It's Time To Say No To Single-Use Plastics, Bamboo Tableware Biodegrades In 60 Days

We are facing a serious plastic problem. You know it. I know it. National Geographic sure as hell knows it. The website reports that a staggering 91% of the world’s plastic isn’t recycled. But the bamboo tableware points to a new way to solve the problem. Scientists searching for biodegradable alternatives to plastic have developed food containers made from sugarcane and bamboo that decompose within 60 days.

Researchers at Northeastern University in Boston say they have developed sustainable, nontoxic tableware using a sugar by-product that can be molded into food and beverage containers.

“Making food containers is challenging,” said lead author Dr. Hongli (Julie) Zhu, whose study was published Thursday in the journal Matter. “It needs more than being biodegradable.”

Specifically, the material must be clean enough to safely handle food. It must also have good “wet mechanical strength” — the ability to hold liquids for a lengthy period of time. Plastic has both qualities in abundance, which is why it has been utilized for decades. But more people are becoming aware that the residual of plastic production outlives the substance’s usefulness.

Zhu’s effort was inspired by her first visit to the United States in 2007. Having grown up in China, Zhu said she was surprised at the widespread availability of disposable plastic plates, bowls and utensils in the U.S.

“(I) thought, ‘Can we use a more sustainable material’?” she said in a statement accompanying the study.

Her concern is easy to understand. More than 8 million tons of plastic waste is dumped into oceans each year, and only about 14% of the 78 million tons of plastic packaging produced in 2019 was recycled.

In their quest for low-carbon alternatives to plastic, Zhu and her colleagues focused on two widely available materials: bamboo and bagasse, or sugarcane pulp. Researchers wound together thin bamboo fibers with thick ones made of bagasse to form a material that could be molded into containers that are stable and biodegradable.

To increase water resistance, researchers added alkyl dimer (AKD), an eco-friendly chemical widely used in the food industry. The result exceeded their expectations, producing a material that outperformed current commercial biodegradable food containers, including egg cartons.

While traditional plastic such as plastic bags and disposable cups can take as long as 450 years to degrade, Zhu’s “green” tableware starts decomposing 30-45 days after it’s buried. The substance completely loses its shape after 60 days.

But the benefits don’t end there. Zhu and her colleagues say they have developed a material with a significantly smaller carbon footprint than plastic.

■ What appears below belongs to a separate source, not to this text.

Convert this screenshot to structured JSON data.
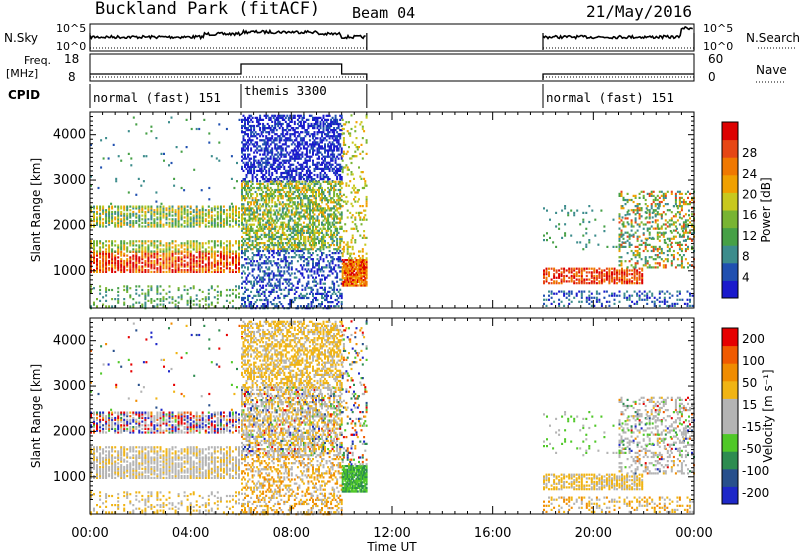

“The new product’s manufacturing process emits 97% less CO2 than commercially available plastic containers and 65% less CO2 than paper products and biodegradable plastic,” according to the study.

Since cost is an essential element in a product’s success, Zhu and her colleagues are working to make the manufacturing process more energy efficient in order to compete with plastic. While the cost of cups made out of the new material ($2,333/ton) is two times lower than that of biodegradable plastic ($4,750/ton), traditional plastic cups are still cheaper ($2,177/ton).

“It is difficult to forbid people to use one-time use containers because it’s cheap and convenient,” stated Zhu. “But I believe one of the good solutions is to use more sustainable materials, to use biodegradable materials to make these one-time use containers.”